Penguin Solutions Releases ICE ClusterWare Management Software 13.0

2025-11-18     taewoo.choi

Penguin Solutions, Inc., a leading provider of high-performance computing and AI infrastructure solutions, announced the release of ICE ClusterWare software 13.0.  

This latest version introduces powerful new capabilities that solve two critical challenges in production-scale AI and HPC: sustaining peak cluster performance and secure provisioning of a single cluster to diverse user groups. 

These new features enable organizations to maximize return on their AI infrastructure investments by safely sharing resources across more users while ensuring consistent, reliable performance.

When an organization’s AI deployments progress from isolated pilot projects to enterprise-wide production environments, operational demands on infrastructure intensify immediately.

Penguin’s ICE ClusterWare 13.0 addresses this with built-in anomaly detection and auto-remediation, along with network-isolated multi-tenancy—delivering the operational excellence required to support AI as a core business function.

“With the launch of our ICE ClusterWare software 13.0, we’re delivering pivotal advancements to help organizations manage the growing complexity of modern AI and HPC environments,” said Sharri Parsell, vice president software engineering for Penguin Solutions. 

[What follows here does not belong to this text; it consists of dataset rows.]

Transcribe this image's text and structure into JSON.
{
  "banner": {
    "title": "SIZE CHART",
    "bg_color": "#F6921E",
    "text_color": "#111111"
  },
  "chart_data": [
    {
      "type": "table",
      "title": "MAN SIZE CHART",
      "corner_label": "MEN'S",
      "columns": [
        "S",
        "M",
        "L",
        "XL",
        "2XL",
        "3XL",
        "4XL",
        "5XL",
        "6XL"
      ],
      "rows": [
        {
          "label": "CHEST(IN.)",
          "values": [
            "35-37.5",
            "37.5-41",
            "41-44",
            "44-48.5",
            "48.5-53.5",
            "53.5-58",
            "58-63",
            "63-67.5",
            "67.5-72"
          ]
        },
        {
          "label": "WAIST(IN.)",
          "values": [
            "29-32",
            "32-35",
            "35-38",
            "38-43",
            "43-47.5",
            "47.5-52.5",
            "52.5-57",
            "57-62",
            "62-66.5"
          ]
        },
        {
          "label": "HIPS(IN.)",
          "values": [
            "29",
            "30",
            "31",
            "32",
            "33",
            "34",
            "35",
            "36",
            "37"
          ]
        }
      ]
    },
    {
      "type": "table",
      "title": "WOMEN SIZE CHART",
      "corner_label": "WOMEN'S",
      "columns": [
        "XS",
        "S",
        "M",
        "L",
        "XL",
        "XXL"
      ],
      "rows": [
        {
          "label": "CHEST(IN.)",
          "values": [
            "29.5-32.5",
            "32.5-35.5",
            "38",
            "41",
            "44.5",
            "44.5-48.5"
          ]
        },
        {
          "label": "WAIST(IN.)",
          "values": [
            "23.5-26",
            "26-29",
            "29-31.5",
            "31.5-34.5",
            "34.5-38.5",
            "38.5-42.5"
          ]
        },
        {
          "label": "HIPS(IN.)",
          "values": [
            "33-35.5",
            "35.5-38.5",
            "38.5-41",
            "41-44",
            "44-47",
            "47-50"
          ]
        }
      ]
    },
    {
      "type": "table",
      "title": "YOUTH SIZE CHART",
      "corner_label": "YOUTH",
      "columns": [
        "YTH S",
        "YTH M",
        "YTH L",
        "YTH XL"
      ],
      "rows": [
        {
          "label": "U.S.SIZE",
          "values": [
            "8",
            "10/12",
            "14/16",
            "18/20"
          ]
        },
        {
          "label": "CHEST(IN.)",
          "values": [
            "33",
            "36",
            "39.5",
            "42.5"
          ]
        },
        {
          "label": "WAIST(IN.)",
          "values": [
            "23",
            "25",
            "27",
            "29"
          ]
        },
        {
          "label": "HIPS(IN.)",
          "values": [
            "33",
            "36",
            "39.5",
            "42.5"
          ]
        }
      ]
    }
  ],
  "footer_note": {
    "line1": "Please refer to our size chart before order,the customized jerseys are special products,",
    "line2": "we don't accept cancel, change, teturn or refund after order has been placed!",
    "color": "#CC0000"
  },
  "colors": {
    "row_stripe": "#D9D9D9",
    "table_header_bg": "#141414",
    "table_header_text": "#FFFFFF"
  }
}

“As AI continues to evolve from experimental pilots to enterprise-scale deployments, organizations need robust, intelligent infrastructure that drives operational excellence and enables AI success across the enterprise.”

The patent-pending anomaly detection and auto-remediation technology ensures peak cluster performance and resource availability, continuously monitoring for hidden performance degradation that traditional diagnostic tools miss.

Upon detection, the system automatically isolates underperforming nodes and initiates remediation in real time, ensuring that workloads are scheduled on validated, high performing nodes. 

This proactive approach reduces administrative burdens, prevents unplanned downtime, and maximizes the cluster’s usable capacity. As a result, this new capability significantly shortens model training by reducing restarts and loss of work.

The new optional network-isolated multi-tenancy feature enables organizations to securely and efficiently share high-value GPU clusters, creating dedicated subclusters to support different departments, projects, GPU-as-a-Service(GPUaaS) customers. 

This capability provides isolated environments, giving tenants the autonomy to select their own workload manager, govern users, and run workloads with confidence that data and operations remain segregated and secure.

Reducing the security and resource utilization conflicts that previously forced organizations to build separate clusters drastically improves time to value. 

This capability is essential for cloud service providers and hyperscalers providing GPUaaS, enterprises and research institutes delivering AI computing to internal business groups, and federal or government agencies that require the highest level of security and resource isolation.